Муниципальные баскетбольные площадки в парке Делавэр представляли собой выставку спортивных дарований западой части штата Нью-Йорк. Несмотря на то, что было утро четверга и в школах шли уроки, на них было полно чернокожих мужчин и мальчишек. Они играли просто здорово.

Как только Курц вышел из такси, он увидел неподалеку Анджелину Фарино Феррера. На ней был обтягивающий спортивный костюм. Не настолько обтягивающий, чтобы сквозь него виднелся пистолет „Компакт Уитнесс“ калибра 0.45 дюйма, который она, скорее всего, как обычно, носила в поясной кобуре. Женщина поддерживала себя в отличной спортивной форме, хоть сейчас на площадку, но не вышла ростом и цветом кожи, чтобы играть с неграми, пускай даже у нее черные волосы и оливковая кожа итальянки по крови.

Курц автоматически подметил двоих ее телохранителей, которых было бы нетрудно найти, даже не будь они единственными белыми в этой толпе. Один стоял в десяти метрах слева, с демонстративным вниманием наблюдая за резвящимися белками, второй – в пятнадцати метрах справа, вплотную к ограждению площадок. Прошлой зимой у нее в телохранителях ходили тупые, коренастые громилы пролетарской наружности, деревенщина из Джерси. Двое нынешних были более худыми, хорошо одетыми и с уложенными, словно у калифорнийских манекенщиков, волосами. Один из них двинулся наперерез Курцу, готовый остановить его и обыскать, но Анджелина Фарино Феррера жестом успокоила парня.

Подойдя ближе, Курц развел руки в стороны, будто для дружеского объятия. На самом деле он просто продемонстрировал, что у него нет оружия ни в руках, ни в карманах куртки.

– Срань господня, Курц, – сказала женщина, когда он остановился в полутора метрах от нее.

– Я тоже рад тебя видеть.

– Ты выглядишь, как персонаж „Духа“.

– Кто-кто?

– Комик-оборванец сороковых годов. Он тоже носил синюю маску и мягкую шляпу. Комиксы печатали в „Геральд Трибьюн“ на специальной страничке. За годы войны мой отец набрал целую подшивку. Он хранил ее в огромном альбоме с кожаной обложкой.
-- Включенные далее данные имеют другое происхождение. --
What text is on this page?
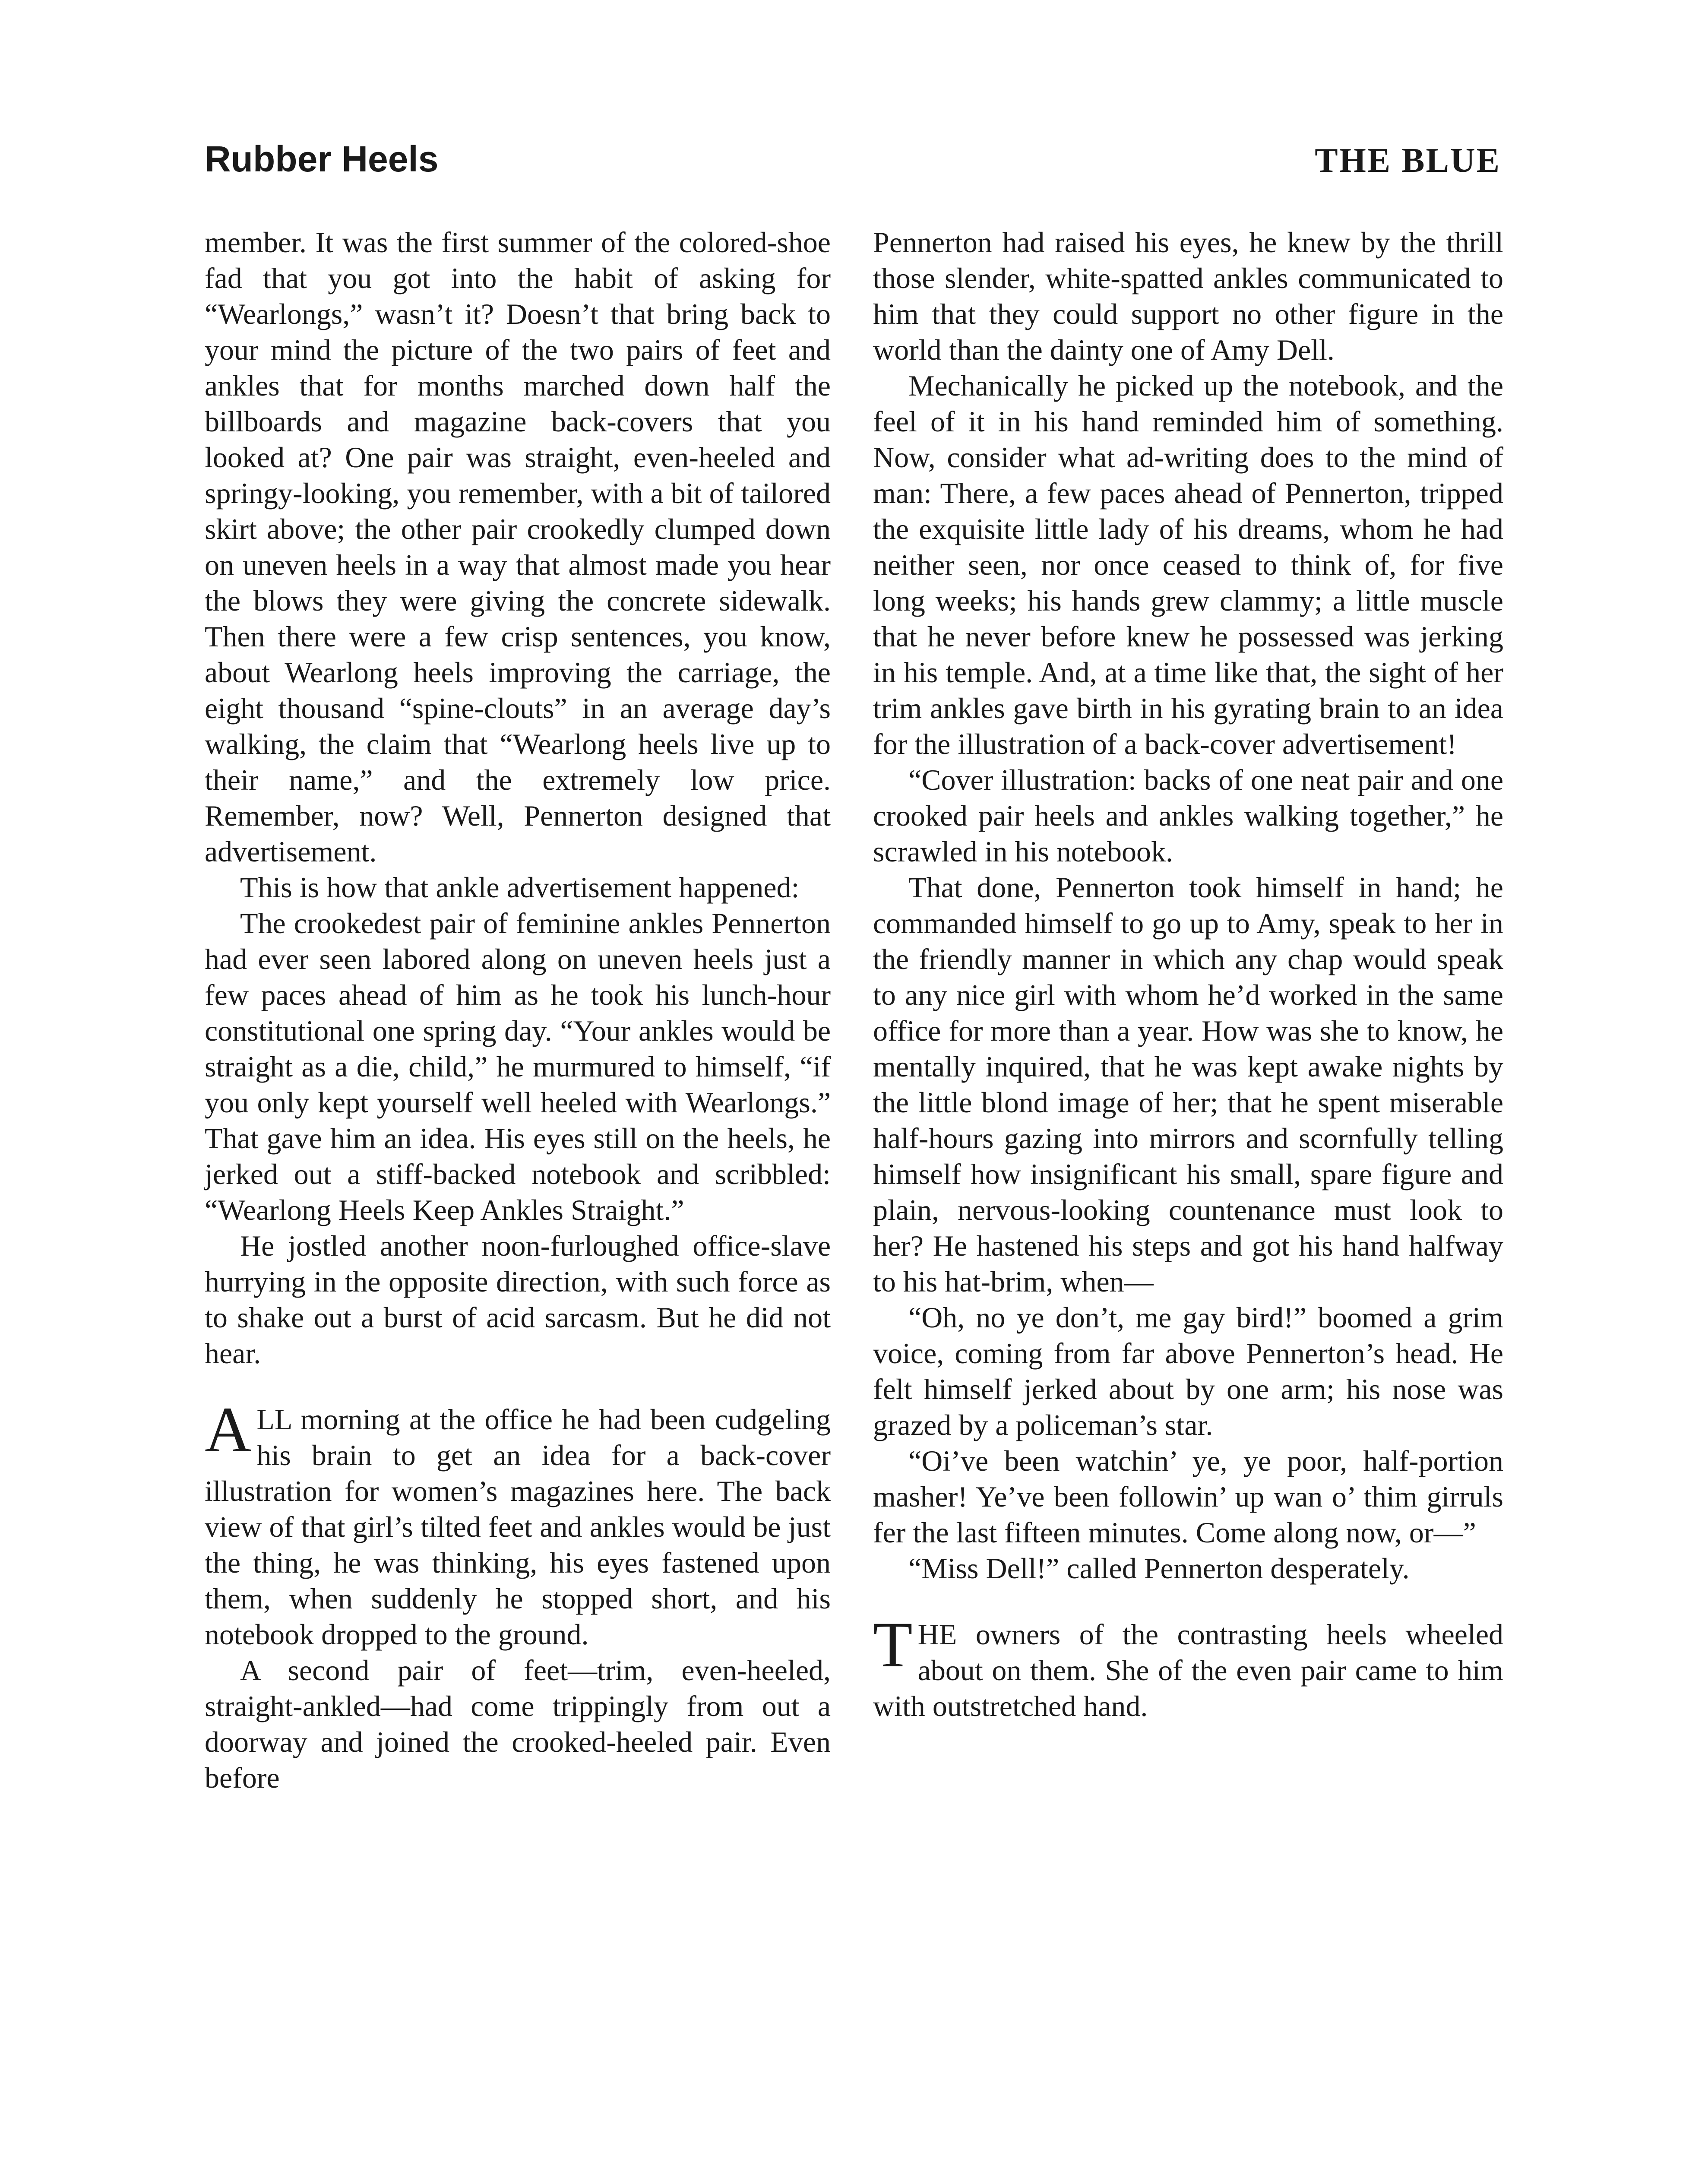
Rubber Heels	THE BLUE

member. It was the first summer of the colored-shoe fad that you got into the habit of asking for “Wearlongs,” wasn’t it? Doesn’t that bring back to your mind the picture of the two pairs of feet and ankles that for months marched down half the billboards and magazine back-covers that you looked at? One pair was straight, even-heeled and springy-looking, you remember, with a bit of tailored skirt above; the other pair crookedly clumped down on uneven heels in a way that almost made you hear the blows they were giving the concrete sidewalk. Then there were a few crisp sentences, you know, about Wearlong heels improving the carriage, the eight thousand “spine-clouts” in an average day’s walking, the claim that “Wearlong heels live up to their name,” and the extremely low price. Remember, now? Well, Pennerton designed that advertisement.

This is how that ankle advertisement happened:

The crookedest pair of feminine ankles Pennerton had ever seen labored along on uneven heels just a few paces ahead of him as he took his lunch-hour constitutional one spring day. “Your ankles would be straight as a die, child,” he murmured to himself, “if you only kept yourself well heeled with Wearlongs.” That gave him an idea. His eyes still on the heels, he jerked out a stiff-backed notebook and scribbled: “Wearlong Heels Keep Ankles Straight.”

He jostled another noon-furloughed office-slave hurrying in the opposite direction, with such force as to shake out a burst of acid sarcasm. But he did not hear.

ALL morning at the office he had been cudgeling his brain to get an idea for a back-cover illustration for women’s magazines here. The back view of that girl’s tilted feet and ankles would be just the thing, he was thinking, his eyes fastened upon them, when suddenly he stopped short, and his notebook dropped to the ground.

A second pair of feet—trim, even-heeled, straight-ankled—had come trippingly from out a doorway and joined the crooked-heeled pair. Even before

Pennerton had raised his eyes, he knew by the thrill those slender, white-spatted ankles communicated to him that they could support no other figure in the world than the dainty one of Amy Dell.

Mechanically he picked up the notebook, and the feel of it in his hand reminded him of something. Now, consider what ad-writing does to the mind of man: There, a few paces ahead of Pennerton, tripped the exquisite little lady of his dreams, whom he had neither seen, nor once ceased to think of, for five long weeks; his hands grew clammy; a little muscle that he never before knew he possessed was jerking in his temple. And, at a time like that, the sight of her trim ankles gave birth in his gyrating brain to an idea for the illustration of a back-cover advertisement!

“Cover illustration: backs of one neat pair and one crooked pair heels and ankles walking together,” he scrawled in his notebook.

That done, Pennerton took himself in hand; he commanded himself to go up to Amy, speak to her in the friendly manner in which any chap would speak to any nice girl with whom he’d worked in the same office for more than a year. How was she to know, he mentally inquired, that he was kept awake nights by the little blond image of her; that he spent miserable half-hours gazing into mirrors and scornfully telling himself how insignificant his small, spare figure and plain, nervous-looking countenance must look to her? He hastened his steps and got his hand halfway to his hat-brim, when—

“Oh, no ye don’t, me gay bird!” boomed a grim voice, coming from far above Pennerton’s head. He felt himself jerked about by one arm; his nose was grazed by a policeman’s star.

“Oi’ve been watchin’ ye, ye poor, half-portion masher! Ye’ve been followin’ up wan o’ thim girruls fer the last fifteen minutes. Come along now, or—”

“Miss Dell!” called Pennerton desperately.

THE owners of the contrasting heels wheeled about on them. She of the even pair came to him with outstretched hand.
– Угу. Чрезвычайно интересно, – ответил Курц, имея в виду „сможем ли мы разгрести свалившееся дерьмо?“

Анджелина Фарино Феррера покачала головой, усмехнулась и пошла в сторону зоопарка, на восток. К воротам зоопарка шли белые женщины, ведущие за руку детей и опасливо поглядывающие на вездесущих негров, заполонивших пространство вокруг спортивных площадок. Большинство мужчин были одеты только в одни шорты, несмотря на прохладную осеннюю погоду, и их тела маслянисто блестели, покрытые потом.

– Итак, я слышала, что тебя и твоего офицера-надзирателя вчера подстрелили, – сказала Анджелина. – Твой дубовый череп выдержал, а вот она получила пулю в мозги. Поздравляю, Курц. Как всегда. Девяносто процентов везения на десять процентов здравого смысла и умения.

Курц решил не спорить.

– Ты так быстро узнала об этом?

– Есть копы, которые работают и на меня.

Еще бы, подумал Курц. Контузия сделала меня глупее.

– И кто стоит за этим? – продолжила женщина.

Идеальный овал ее лица был достоин скульптур Донателло. Умный взгляд карих глаз, черные волосы, обрезанные под каре до плеч и убранные назад, фигура легкоатлетки создавали совершенный образ. А еще она являлась первой в истории американской мафии женщиной, ставшей доном, главой клана. „Женщина в качестве дона“. Итальянская мафия не стремилась идти в ногу со временем, и такой термин, необходимый в рамках нынешней вездесущей политкорректности, вызвал бы у ее представителей изумление. Каждый раз, когда Курц восторгался внешней привлекательностью Анджелины, он старался вспомнить ее рассказ о том, как в свое время она утопила в реке Беличе на Сицилии своего новорожденного ребенка, мальчика, зачатого в результате насилия Эмилио Гонзаги, главы враждебного клана гангстеров, действовавшего в Буффало. Она поведала Курцу об этом случае спокойно, даже с оттенком удовлетворения.